I often use a design pattern like this for global variables that I want scoped to a particular function as this keeps them out of the top level namespace:
function generateRandom() {
if (!generateRandom.prevNums) {
generateRandom.prevNums = {}; // generateRandom.prevNums is a global variable
}
var random;
do {
random = Math.floor((Math.random() * (99999999 - 10000000 + 1)) + 10000000);
} while (generateRandom.prevNums[random])
generateRandom.prevNums[random] = true;
return(random.toString());
}
But, I'd rather not have to spell out the function name every time I want to use a variable scoped to that object. If the name of the function ever changes, there are then a lot of places to change the name.
Is there any way to get the currently executing function object?
Well, you could use arguments.callee()...
https://developer.mozilla.org/en/JavaScript/Reference/Functions_and_function_scope/arguments/callee
From MDN:
Description
callee is a property of the arguments object. It can be used to refer
to the currently executing function inside the function body of that
function. This is for example useful when you don't know the name of
this function, which is for example the case with anonymous functions.
Note: You should avoid using arguments.callee() and just give every
function (expression) a name.
BUT...
What you really want are Javascript Prototypes.
function RandomSomethingGenerator()
{
this.prevNums = {};
}
RandomSomethingGenerator.prototype.generate = function() {
var random;
do {
random = Math.floor((Math.random() * (99999999 - 10000000 + 1)) + 10000000);
} while (this.prevNums[random])
this.prevNums[random] = true;
return(random.toString());
};
Why do I say this?
1.) You're dirtying the global space with all those functions.
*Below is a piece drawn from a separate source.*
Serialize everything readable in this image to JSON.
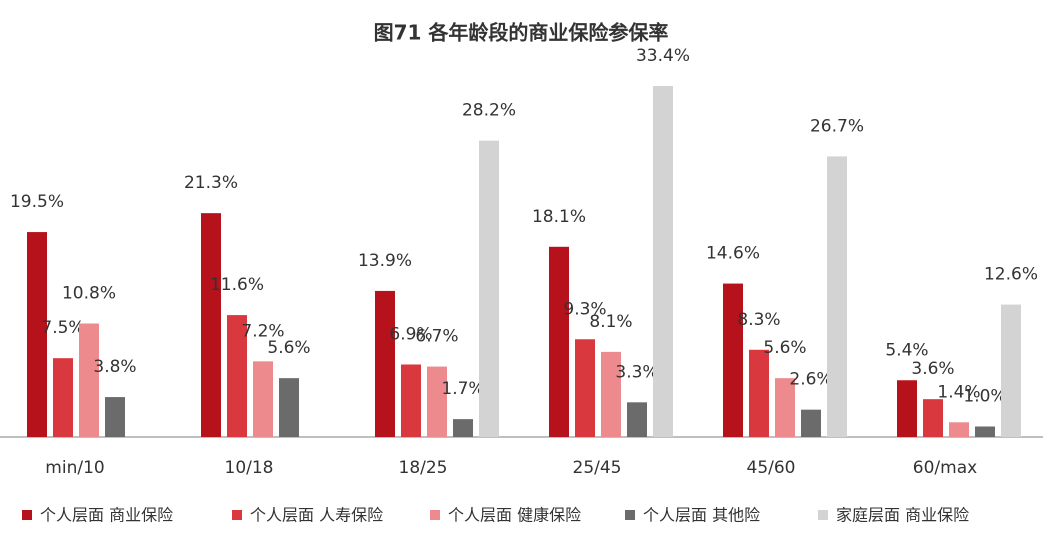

2.) Even if you like Jani's suggestion, and you want a "static" function like you have now, my suggestion would be the same, but with a twist: Create your global function, and wrap an instance of an object (built from a prototype) inside the closure and make the call to it (so, basically, make yourself a singleton).
As in this (adapted from Jani's answer):
var randomSomething = (function() {
var randomSomethingGenerator = new RandomSomethingGenerator();
return function() {
randomSomethingGenerator.generate();
};
})();
I don't think there's any way to do exactly what you ask, but you could use a closure for your function-local static variables instead.
You can easily achieve this using an IIFE:
var generateRandom = (function() {
//any function's static variables go here
var prevNums = {};
return function() {
//function code goes here
var random;
do {
random = Math....
}
prevNums[random] = true;
return random.toString();
};
})();
You want arguments.callee. From MDN - callee:
callee is a property of the arguments object. It can be used to refer to the currently executing function inside the function body of that function. This is for example useful when you don't know the name of this function, which is for example the case with anonymous functions.
For example:
> foo = function() { console.log(arguments.callee); };
> bar = function() { foo() };
> bar();
function () { console.log(arguments.callee) }
However, I think this is being deprecated. The above link says, "The 5th edition of ECMAScript forbids use of arguments.callee() in strict mode."